Il Pd, tra Berlusconi e Salvini
Il Cav. dice “governo di minoranza”. Salvini diffida ma nella Lega si discute del no a Renzi
Roma. L’aveva detto l’8 aprile, ad Arcore, poco prima del secondo giro di consultazioni al Quirinale, strappando un sorriso a Giorgia Meloni e una smorfia a Matteo Salvini. “Ci sarebbe quella cosa che mi ha suggerito Letta”, diceva allora il Cavaliere, “il governo di minoranza”. Lo ha ridetto venerdì, ma stavolta in pubblico, a Trieste, in un’intervista a Rainews24. “E’ un governo di chi ha vinto le elezioni, che si presenta con un programma di tre quattro cose che si impegna a fare nei primi 100 giorni, e che chiede al Parlamento la maggioranza su questo progetto”. E ancora una volta, Salvini, ascoltandolo deve aver avuto l’impressione che il Cavaliere stia giocando con le parole. Perché voti da raccattare in Parlamento non ce ne sono, e come ha spiegato anche Denis Verdini, lui che ha esperienza in questo campo, “accordi fuori dal perimetro dei negoziati tra partiti, tra partiti interi, in questa legislatura non ce ne sono”. E allora, pensano nella Lega, “Berlusconi dice ‘governo di minoranza’ ma intende ‘governo del presidente’”. Un governo con il Pd. Uno schema che potrebbe proporsi presto.
E allora tutti hanno capito che è al Pd, a Matteo Renzi, e alle antiche logiche del Nazareno che Berlusconi è tornato a guardare, complice – ovviamente – Gianni Letta, il più duro con Luigi Di Maio e i Cinque stelle. Un’alleanza, quella con il Pd, che Matteo Salvini ha respinto, negato, fin dall’inizio, pur con qualche tentennamento e vago ripensamento nel suo gruppo dirigente, se è vero – come pare – che in una delle loro riunioni il vicesegretario leghista Lorenzo Fontana, che per Salvini è come un fratello minore, si sia lasciato andare dicendo che “forse Matteo è stato un po’ troppo precipitoso nello sbattere la porta in faccia al Pd”. E’ il segno di una crepa all’interno dell’apparentemente monolitica posizione della Lega?

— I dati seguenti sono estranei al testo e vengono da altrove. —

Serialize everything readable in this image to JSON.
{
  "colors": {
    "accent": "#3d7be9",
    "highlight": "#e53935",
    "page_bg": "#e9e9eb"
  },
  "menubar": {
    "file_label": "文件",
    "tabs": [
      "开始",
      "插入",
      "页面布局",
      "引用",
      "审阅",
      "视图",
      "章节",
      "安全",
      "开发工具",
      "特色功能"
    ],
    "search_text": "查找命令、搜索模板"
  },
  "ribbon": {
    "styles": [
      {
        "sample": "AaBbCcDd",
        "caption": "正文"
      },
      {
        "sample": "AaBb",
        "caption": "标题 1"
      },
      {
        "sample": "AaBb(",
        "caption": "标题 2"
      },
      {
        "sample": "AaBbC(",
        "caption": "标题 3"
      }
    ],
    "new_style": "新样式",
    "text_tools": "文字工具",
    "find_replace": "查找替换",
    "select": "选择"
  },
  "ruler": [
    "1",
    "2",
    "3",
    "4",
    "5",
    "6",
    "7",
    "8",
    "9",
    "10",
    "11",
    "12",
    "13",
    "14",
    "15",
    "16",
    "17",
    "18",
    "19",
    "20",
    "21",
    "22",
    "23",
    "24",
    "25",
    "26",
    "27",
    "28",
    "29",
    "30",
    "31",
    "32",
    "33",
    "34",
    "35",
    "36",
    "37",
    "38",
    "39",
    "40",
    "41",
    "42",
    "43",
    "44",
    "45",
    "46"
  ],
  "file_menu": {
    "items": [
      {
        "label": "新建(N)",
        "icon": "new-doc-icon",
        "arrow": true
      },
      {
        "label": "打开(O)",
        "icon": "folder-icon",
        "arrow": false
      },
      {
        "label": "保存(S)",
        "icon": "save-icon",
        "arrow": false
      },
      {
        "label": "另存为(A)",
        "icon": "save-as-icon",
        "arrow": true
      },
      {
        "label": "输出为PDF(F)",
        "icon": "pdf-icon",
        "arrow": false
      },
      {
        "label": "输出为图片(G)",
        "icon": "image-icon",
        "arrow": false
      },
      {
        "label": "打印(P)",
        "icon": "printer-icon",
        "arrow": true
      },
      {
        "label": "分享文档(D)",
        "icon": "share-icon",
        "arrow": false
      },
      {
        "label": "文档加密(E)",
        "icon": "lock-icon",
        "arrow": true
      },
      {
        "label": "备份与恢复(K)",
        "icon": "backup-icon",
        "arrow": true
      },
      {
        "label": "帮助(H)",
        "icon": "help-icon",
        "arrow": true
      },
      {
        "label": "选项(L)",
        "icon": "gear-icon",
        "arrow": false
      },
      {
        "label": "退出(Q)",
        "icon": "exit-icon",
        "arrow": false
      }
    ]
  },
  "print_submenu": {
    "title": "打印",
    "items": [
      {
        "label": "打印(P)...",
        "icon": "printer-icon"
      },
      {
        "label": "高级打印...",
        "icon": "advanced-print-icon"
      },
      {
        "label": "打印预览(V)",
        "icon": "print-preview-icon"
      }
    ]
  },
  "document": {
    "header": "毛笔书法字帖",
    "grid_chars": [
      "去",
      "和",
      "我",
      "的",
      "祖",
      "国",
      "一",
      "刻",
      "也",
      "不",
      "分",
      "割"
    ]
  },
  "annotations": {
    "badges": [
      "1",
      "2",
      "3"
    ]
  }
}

Forse no. Ma è il segno che da quelle parti si fa ancora politica, che è arte del compromesso.
“Se non si farà il governo con il centrodestra e il Movimento cinque stelle io non ho intenzione di perdere tempo. Si va a votare”, dice Salvini. Ma dentro Forza Italia suggeriscono che Giancarlo Giorgetti, l’architetto di retrovia, il negoziatore esperto della Lega, non sia poi così contrario ad altre soluzioni. E allora quello che Berlusconi chiama “governo di minoranza”, Giorgetti lo chiama “governo del presidente”, ma la sostanza cambia poco perché sempre si tratta di far venire meno (intanto) il veto assoluto su Renzi e sul Partito democratico. “Il governo del presidente non ci piace”, aveva detto Giorgetti il 19 aprile a Porta a Porta, “ma la Lega è una forza responsabile. E se dovesse prospettarsi questa ipotesi il segretario farà le sue valutazioni”.
Certo, si tratta ancora di un’ipotesi remota, un’eventualità sottoposta a troppe variabili, e comunque diluita in tempi che si annunciano lunghi. Sia Salvini sia Berlusconi attendono lunedì, il risultato del Friuli, che potrebbe ulteriormente modificare i loro rapporti di forza interni. Ed entrambi, giovedì, osserveranno le convulsioni del Pd in una direzione nazionale che – secondo le previsioni – dovrebbe, alla fine, dopo l’apparizione di Renzi da Fabio Fazio (domenica), pronunciarsi a favore di un ulteriore approfondimento dei contatti con il M5s. Si arriverebbe in questo modo al fine settimana della svolta possibile. Fallito (ma chissà) il tentativo Pd-M5s, verificato l’insolubile intrico di veti intorno al tentativo centrodestra-M5s (ma chissà), non rimarrebbe che una domanda diretta di Sergio Mattarella: “Vuoi tu Salvini parlare anche con Renzi?”. E stavolta il no potrebbe non essere pronunciato.